Tampilan drone menunjukkan asap mengepul dari bangunan yang rusak, di lokasi sebuah gedung apartemen yang terkena serangan pesawat nirawak Rusia, di Kharkiv, Ukraina, 18 Agustus 2025. Foto via Reuters
KHARKIV - Serangan pesawat tak berawak Rusia di kawasan permukiman di Kharkiv menewaskan tujuh orang, termasuk seorang balita dan seorang remaja laki-laki berusia 16 tahun, semalam, kata otoritas Ukraina pada Senin. Sementara Amerika Serikat mendesak Kyiv untuk segera menerima kesepakatan guna mengakhiri perang yang dimulai Moskow.
Enam anak berusia 6 hingga 17 tahun termasuk di antara 20 orang lainnya yang terluka dalam serangan di kota terbesar kedua Ukraina, tulis Oleh Synehubov, gubernur wilayah Kharkiv, di Telegram.
Serangan itu terjadi ketika Volodymyr Zelenskiy dari Ukraina sedang mempersiapkan perundingan dengan Donald Trump di Washington pada Senin malam di tengah kekhawatiran Eropa bahwa presiden AS dapat mencoba menekan Kyiv agar menerima penyelesaian damai yang menguntungkan Moskow.
Angkatan Udara mengatakan Rusia meluncurkan 140 pesawat tanpa awak (drone) ke Ukraina dalam semalam, jumlah terbesar yang tercatat dalam satu malam sejak 4 Agustus.
Kharkiv, yang terletak di dekat perbatasan timur laut Ukraina dengan Rusia, telah menjadi sasaran serangan pesawat tanpa awak dan rudal Rusia sepanjang perang.
Sebuah serangan rudal balistik menghancurkan sekitar 1.000 jendela di berbagai bangunan di kota itu pada hari Minggu, kata Synehubov. Beberapa warga harus dievakuasi dari rumah mereka, kata para pejabat.
Saksi mata Reuters melihat petugas medis menangani warga di jalan dan tim penyelamat memeriksa kerusakan pada bangunan tempat tinggal. "Rusia adalah mesin perang pembunuh yang ditahan Ukraina. Dan itu harus dihentikan melalui persatuan dan tekanan transatlantik," tulis Menteri Luar Negeri Ukraina Andrii Sybiha di X setelah serangan tersebut.
Ia mengatakan Rusia terus membunuh warga sipil meskipun ada upaya perdamaian.
Rusia mengatakan tidak sengaja menargetkan warga sipil. Ribuan orang telah tewas sejak Moskow melancarkan invasi skala penuh pada Februari 2022.

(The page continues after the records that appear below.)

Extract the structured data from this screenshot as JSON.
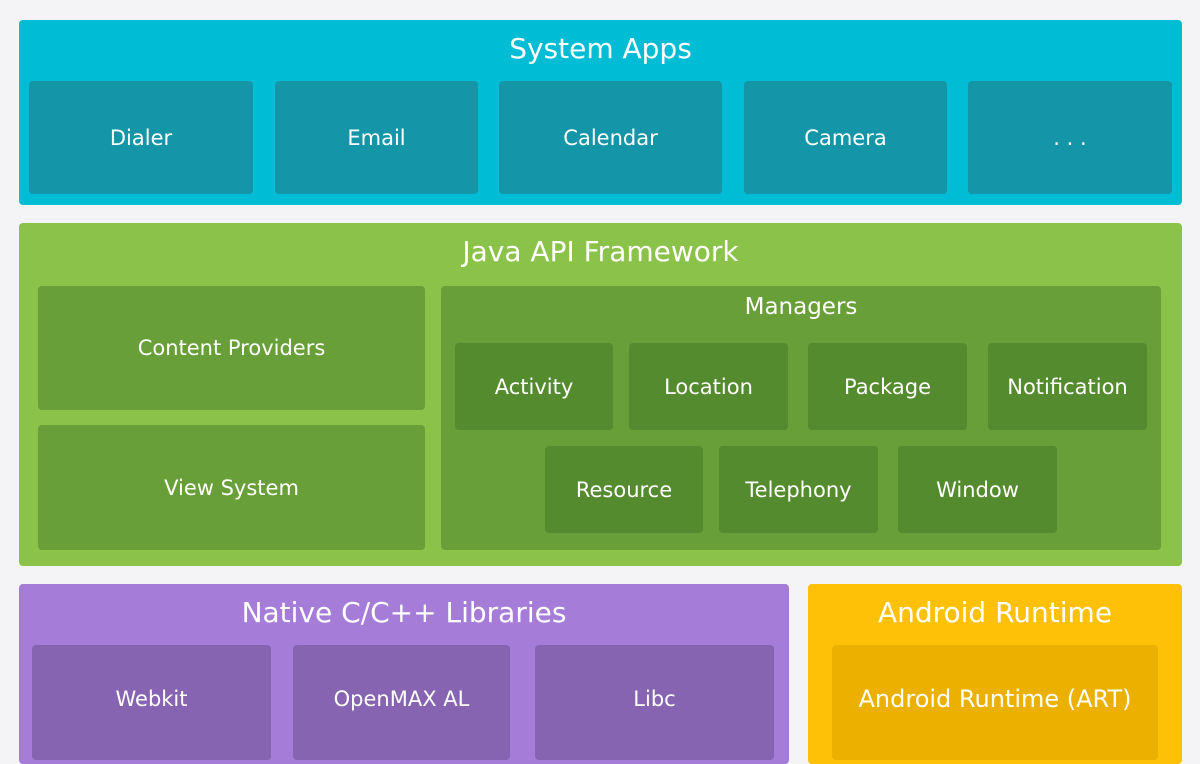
{
  "colors": {
    "system_apps": "#00bcd4",
    "system_item": "#1496a8",
    "java": "#8bc34a",
    "java_item": "#689f38",
    "manager_item": "#558b2f",
    "native": "#a67cd9",
    "native_item": "#8764b1",
    "runtime": "#ffc107",
    "runtime_item": "#ebb000"
  },
  "system_apps": {
    "title": "System Apps",
    "items": [
      "Dialer",
      "Email",
      "Calendar",
      "Camera",
      ". . ."
    ]
  },
  "java": {
    "title": "Java API Framework",
    "content_providers": "Content Providers",
    "view_system": "View System",
    "managers": {
      "title": "Managers",
      "items": [
        "Activity",
        "Location",
        "Package",
        "Notification",
        "Resource",
        "Telephony",
        "Window"
      ]
    }
  },
  "native": {
    "title": "Native C/C++ Libraries",
    "items": [
      "Webkit",
      "OpenMAX AL",
      "Libc"
    ]
  },
  "runtime": {
    "title": "Android Runtime",
    "art": "Android Runtime (ART)"
  }
}
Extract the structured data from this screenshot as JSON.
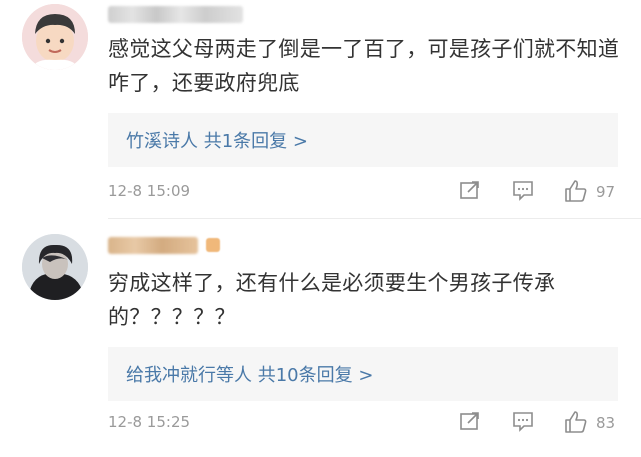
{
  "comments": [
    {
      "text": "感觉这父母两走了倒是一了百了，可是孩子们就不知道咋了，还要政府兜底",
      "replies_label": "竹溪诗人 共1条回复 >",
      "time": "12-8 15:09",
      "likes": "97",
      "avatar_icon": "cartoon-boy-avatar"
    },
    {
      "text": "穷成这样了，还有什么是必须要生个男孩子传承的？？？？？",
      "replies_label": "给我冲就行等人 共10条回复 >",
      "time": "12-8 15:25",
      "likes": "83",
      "avatar_icon": "dark-portrait-avatar"
    }
  ],
  "colors": {
    "link": "#4a79a8",
    "meta": "#9a9a9a",
    "text": "#333333",
    "reply_bg": "#f6f6f6"
  }
}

Rusia menembakkan empat rudal semalam serta drone, kata angkatan udara. Dikatakan 88 drone jatuh dan melaporkan dampak di 25 lokasi di enam wilayah berbeda.

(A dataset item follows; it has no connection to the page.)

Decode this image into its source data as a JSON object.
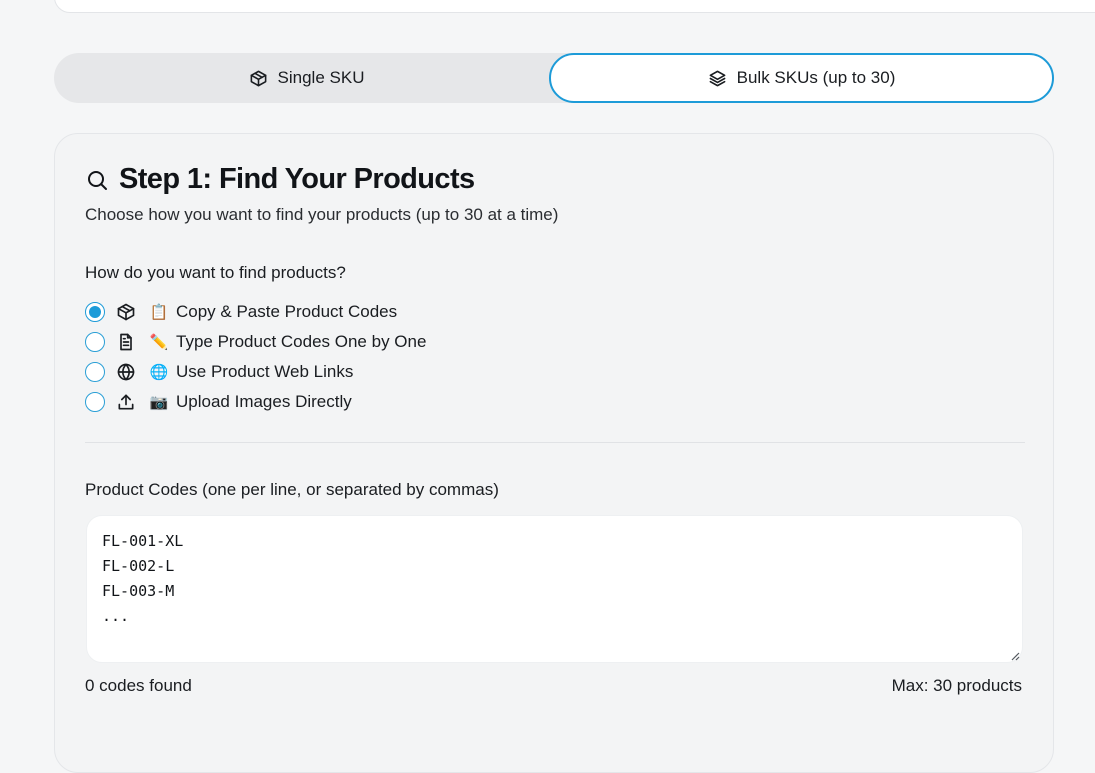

Tujuh belas orang terluka dalam serangan rudal pagi hari yang menghantam infrastruktur penting yang tidak disebutkan di kota Zaporizhzhia di tenggara, kata para pejabat.
Di wilayah Laut Hitam Odesa, sebuah serangan menyebabkan kebakaran besar di fasilitas infrastruktur bahan bakar dan energi, yang membutuhkan upaya pemadaman kebakaran besar-besaran, kata gubernur.

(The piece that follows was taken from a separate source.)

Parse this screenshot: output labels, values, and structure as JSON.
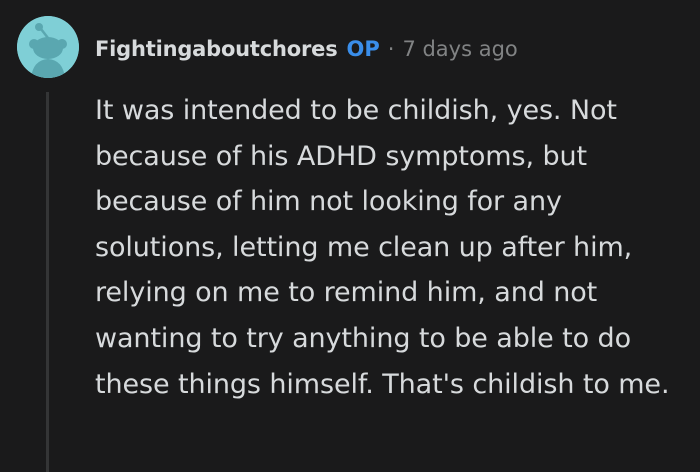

Dua orang juga terluka dalam serangan di wilayah utara Sumy, di mana setidaknya selusin rumah dan sebuah lembaga pendidikan rusak, kata pihak berwenang.
Reuters tidak dapat memverifikasi secara independen senjata yang digunakan Rusia. Belum ada komentar langsung dari Moskow.
Trump, yang menjamu Presiden Vladimir Putin di Alaska pada hari Jumat untuk perundingan yang bertujuan mengakhiri perang, telah mendesak Kyiv untuk membuat kesepakatan dengan Moskow, dengan menyatakan, "Rusia adalah kekuatan yang sangat besar, dan mereka tidak."